Before I’m told to write one hundred lines of “I must try to not write misleading titles” I shall in my defense point out, that over the years, here on Heritage, Mick’s claim has popped up every so often and I was hoping to put a stop to it. However, perhaps I could muddy the waters by asking, was it Mick who first presented the claim? (Poster and and handbill experts from around the country will be frantically perusing their collection to winkle out the dastardly promoter who may have propagated the lie).😎
Apologies to those who may have thought they were to be reading a list of Mick’s Down Under scuffles, based on my errant ‘thread title’
It's the title of the thread that's misleading.
It suggests the content is about wrestling in Australia but there is no mention of that in the text.
We discussed this at length and found no evidence of McManus in Australia.
European equivalent, when? I don't know whose inverted commas those are, but I trust you haven't found them on Wrestling Heitage!
Mick was one of the biggest liars going - and there were plenty.
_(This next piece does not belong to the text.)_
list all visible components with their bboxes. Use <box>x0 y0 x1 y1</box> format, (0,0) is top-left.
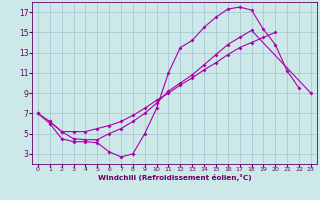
X-axis label: Windchill (Refroidissement éolien,°C): Windchill (Refroidissement éolien,°C) <box>98 174 251 181</box>
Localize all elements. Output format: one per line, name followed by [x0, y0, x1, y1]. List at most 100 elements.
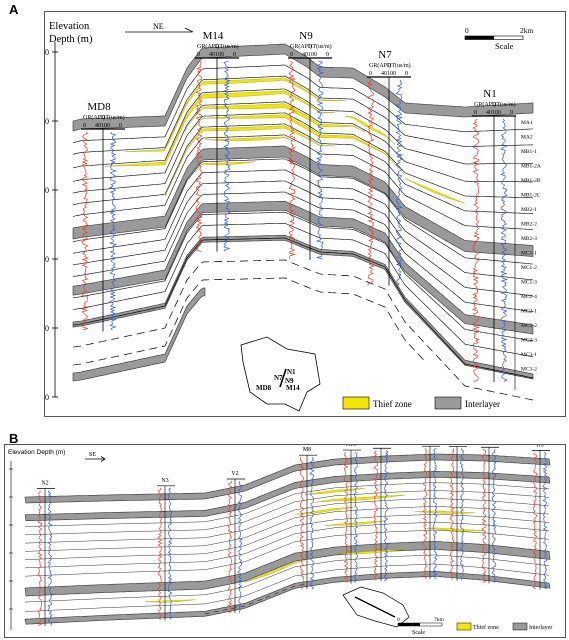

Alan Garfield would take a leaf out of his book a couple of years later and even bill himself from Sydney for a decade or so ... because he could. Garfield chose Sydney for the crazy reason that he had never been to Australia. I love that, it tells us so much about wrestling, all the more so in pre-internet times.
McManus probably invented those Australian details late forties to disguise the fact that he was in fact a complete novice, even though he was in his late twenties.
Who, in 1949, could have stood up and challenged what Mick claimed? Nobody, and Mick knew it.